Vannucci ha esordito nel 2016 con Il più grande sogno, film per il quale ha ricevuto una candidatura a miglior regista esordiente ai David di Donatello, e anche in Delta si avverte pienamente tutta la sua ambizione creativa.
Durante la presentazione al Cinema Troisi di Roma, Vannucci ha descritto questo film come un incontro tra dimensioni opposte, un dramma che mette in scena i risultati di un’esasperata mancanza di comunicazione e comprensione reciproca: nel film sono pochi i dialoghi e, procedendo, si assiste sempre più a un ritorno al primordiale e all’animalesco, il tutto sottolineato da un paesaggio selvaggio e mistico.
Delta è un thriller che deve il suo nome all’ambientazione: Il delta del Po. Acqua e nebbia si fondono in un’umida atmosfera di inquietante attesa e le diramazioni fluviali sembrano, come gruppi di vene, penetrare nei personaggi e dirigerne i movimenti. Da un lato abbiamo gli abitanti del posto, uniti in un’associazione di volontari per la difesa dell’ecosistema locale, dall’altro un gruppo di bracconieri venuti dall’est, che praticano pesca illegale per sopravvivere. Procediamo nella storia seguendo i volontari Osso (Luigi Lo Cascio) e sua sorella, ed Elia (Alessandro Borghi), un uomo originario di quei luoghi ma che da tempo è entrato a far parte della comunità dei bracconieri.

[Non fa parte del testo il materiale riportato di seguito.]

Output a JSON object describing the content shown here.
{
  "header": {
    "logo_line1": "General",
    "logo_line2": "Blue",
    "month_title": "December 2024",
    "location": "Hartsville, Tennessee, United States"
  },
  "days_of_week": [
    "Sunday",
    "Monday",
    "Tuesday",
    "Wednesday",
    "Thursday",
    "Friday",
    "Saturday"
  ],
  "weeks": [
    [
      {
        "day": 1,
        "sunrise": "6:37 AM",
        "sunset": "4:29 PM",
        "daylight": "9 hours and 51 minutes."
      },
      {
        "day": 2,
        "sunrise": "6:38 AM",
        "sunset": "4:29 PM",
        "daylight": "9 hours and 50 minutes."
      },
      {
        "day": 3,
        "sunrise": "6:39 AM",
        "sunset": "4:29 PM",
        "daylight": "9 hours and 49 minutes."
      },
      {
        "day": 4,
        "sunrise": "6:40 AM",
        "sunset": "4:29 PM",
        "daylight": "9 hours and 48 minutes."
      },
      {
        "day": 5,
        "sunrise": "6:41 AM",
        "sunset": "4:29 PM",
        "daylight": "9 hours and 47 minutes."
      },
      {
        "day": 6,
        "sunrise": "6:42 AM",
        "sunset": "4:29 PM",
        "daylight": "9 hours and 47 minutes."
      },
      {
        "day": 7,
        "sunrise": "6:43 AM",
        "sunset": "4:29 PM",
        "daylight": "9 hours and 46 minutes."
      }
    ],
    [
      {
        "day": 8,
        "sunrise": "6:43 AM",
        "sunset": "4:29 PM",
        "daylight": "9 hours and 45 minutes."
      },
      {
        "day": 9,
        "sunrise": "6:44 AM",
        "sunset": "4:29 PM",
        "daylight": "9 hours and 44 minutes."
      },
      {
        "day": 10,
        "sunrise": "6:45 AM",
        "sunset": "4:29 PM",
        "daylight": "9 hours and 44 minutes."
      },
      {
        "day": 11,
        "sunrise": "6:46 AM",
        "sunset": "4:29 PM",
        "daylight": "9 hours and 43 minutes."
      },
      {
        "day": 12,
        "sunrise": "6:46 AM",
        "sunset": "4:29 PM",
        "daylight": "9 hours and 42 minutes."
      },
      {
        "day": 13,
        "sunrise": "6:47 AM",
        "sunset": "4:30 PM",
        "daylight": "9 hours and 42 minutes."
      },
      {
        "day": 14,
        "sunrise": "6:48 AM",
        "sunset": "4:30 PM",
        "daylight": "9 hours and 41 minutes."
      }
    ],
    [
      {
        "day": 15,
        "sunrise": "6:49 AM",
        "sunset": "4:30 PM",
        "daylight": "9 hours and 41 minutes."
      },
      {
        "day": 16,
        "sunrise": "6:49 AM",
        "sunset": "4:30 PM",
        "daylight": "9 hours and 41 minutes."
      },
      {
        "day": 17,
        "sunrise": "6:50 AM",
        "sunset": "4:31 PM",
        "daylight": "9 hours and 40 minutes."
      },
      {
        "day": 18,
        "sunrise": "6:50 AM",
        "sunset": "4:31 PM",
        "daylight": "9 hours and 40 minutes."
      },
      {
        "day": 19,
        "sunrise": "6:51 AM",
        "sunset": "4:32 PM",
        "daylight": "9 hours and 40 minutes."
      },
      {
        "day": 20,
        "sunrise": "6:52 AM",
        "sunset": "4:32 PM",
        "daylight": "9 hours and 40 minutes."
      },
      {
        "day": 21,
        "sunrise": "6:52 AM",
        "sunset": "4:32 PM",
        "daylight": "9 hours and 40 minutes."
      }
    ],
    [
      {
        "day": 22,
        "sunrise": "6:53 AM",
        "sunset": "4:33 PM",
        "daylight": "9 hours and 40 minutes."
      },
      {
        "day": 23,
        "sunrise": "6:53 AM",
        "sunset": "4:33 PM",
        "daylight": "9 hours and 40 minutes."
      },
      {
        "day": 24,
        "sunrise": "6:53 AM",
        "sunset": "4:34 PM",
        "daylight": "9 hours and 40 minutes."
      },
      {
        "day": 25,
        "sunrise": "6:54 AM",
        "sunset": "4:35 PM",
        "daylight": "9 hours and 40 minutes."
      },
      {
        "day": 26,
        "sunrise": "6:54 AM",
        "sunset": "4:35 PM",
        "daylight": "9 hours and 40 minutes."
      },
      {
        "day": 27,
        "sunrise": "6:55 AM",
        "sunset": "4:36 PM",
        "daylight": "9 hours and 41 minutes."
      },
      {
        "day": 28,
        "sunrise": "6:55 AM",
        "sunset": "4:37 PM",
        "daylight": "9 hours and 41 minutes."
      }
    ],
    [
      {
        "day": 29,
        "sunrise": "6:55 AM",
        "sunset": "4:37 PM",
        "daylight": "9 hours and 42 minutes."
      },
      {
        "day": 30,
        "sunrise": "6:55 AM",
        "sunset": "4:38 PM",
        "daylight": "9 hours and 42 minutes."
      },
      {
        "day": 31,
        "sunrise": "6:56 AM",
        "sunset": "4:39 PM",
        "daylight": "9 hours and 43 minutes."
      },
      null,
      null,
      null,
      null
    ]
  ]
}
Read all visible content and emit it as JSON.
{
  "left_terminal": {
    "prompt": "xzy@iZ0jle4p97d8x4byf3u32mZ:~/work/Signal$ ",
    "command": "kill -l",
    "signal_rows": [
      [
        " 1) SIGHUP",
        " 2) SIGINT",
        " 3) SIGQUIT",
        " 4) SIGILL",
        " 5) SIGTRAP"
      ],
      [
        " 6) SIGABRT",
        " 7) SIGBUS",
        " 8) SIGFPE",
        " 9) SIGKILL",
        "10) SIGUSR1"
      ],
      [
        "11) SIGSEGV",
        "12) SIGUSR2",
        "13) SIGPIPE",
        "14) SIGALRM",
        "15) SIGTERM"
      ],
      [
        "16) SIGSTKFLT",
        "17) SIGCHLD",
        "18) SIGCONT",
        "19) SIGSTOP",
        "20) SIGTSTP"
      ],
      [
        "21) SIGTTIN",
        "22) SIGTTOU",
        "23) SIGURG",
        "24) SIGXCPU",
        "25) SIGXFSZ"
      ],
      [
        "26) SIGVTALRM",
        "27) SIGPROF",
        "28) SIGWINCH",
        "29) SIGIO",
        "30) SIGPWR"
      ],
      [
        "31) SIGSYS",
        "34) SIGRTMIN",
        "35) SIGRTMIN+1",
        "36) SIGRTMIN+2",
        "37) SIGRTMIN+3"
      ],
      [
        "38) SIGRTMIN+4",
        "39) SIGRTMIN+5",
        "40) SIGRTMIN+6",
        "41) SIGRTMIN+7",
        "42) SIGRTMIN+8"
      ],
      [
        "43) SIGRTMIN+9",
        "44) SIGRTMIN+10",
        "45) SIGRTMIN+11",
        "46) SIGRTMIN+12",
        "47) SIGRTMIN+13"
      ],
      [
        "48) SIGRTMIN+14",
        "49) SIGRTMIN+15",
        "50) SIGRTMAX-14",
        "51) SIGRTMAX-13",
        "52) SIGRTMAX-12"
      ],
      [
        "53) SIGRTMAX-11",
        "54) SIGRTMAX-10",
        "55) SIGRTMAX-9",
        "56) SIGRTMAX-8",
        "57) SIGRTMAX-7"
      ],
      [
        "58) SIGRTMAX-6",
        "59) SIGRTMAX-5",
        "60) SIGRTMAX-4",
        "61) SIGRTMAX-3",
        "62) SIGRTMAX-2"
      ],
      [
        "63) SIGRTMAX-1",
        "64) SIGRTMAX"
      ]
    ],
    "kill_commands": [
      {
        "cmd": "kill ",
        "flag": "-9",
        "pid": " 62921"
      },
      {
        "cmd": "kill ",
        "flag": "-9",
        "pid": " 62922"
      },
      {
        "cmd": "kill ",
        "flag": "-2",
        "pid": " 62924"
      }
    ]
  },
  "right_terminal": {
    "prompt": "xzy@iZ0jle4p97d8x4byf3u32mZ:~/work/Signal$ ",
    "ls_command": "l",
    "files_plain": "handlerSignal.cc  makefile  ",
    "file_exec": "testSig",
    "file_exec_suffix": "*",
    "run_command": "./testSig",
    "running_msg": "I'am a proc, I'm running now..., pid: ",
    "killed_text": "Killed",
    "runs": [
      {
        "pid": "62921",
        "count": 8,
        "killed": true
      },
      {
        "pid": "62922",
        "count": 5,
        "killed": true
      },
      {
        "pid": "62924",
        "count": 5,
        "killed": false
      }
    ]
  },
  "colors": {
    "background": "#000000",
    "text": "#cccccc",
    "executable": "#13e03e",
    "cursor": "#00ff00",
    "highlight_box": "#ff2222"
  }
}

L’assenza di comunicazione fra queste due realtà sfocia nella violenza, ed è interessante notare come questo scontro tra opposti nel finale evidenzi la sostanziale, benché incomunicabile, uguaglianza: tutti i personaggi alla fine del film si ritrovano ugualmente sconfitti, soli, disperatamente alla ricerca di una comunità, di una famiglia, che però sfugge loro. Ciò viene metaforicamente enfatizzato quando Osso ed Elia si scambiano i cappotti: per quanto questo gesto sia dovuto dalla necessità di camuffarsi, finisce con l’esplicitare come i personaggi opposti e nemici non siano poi così diversi.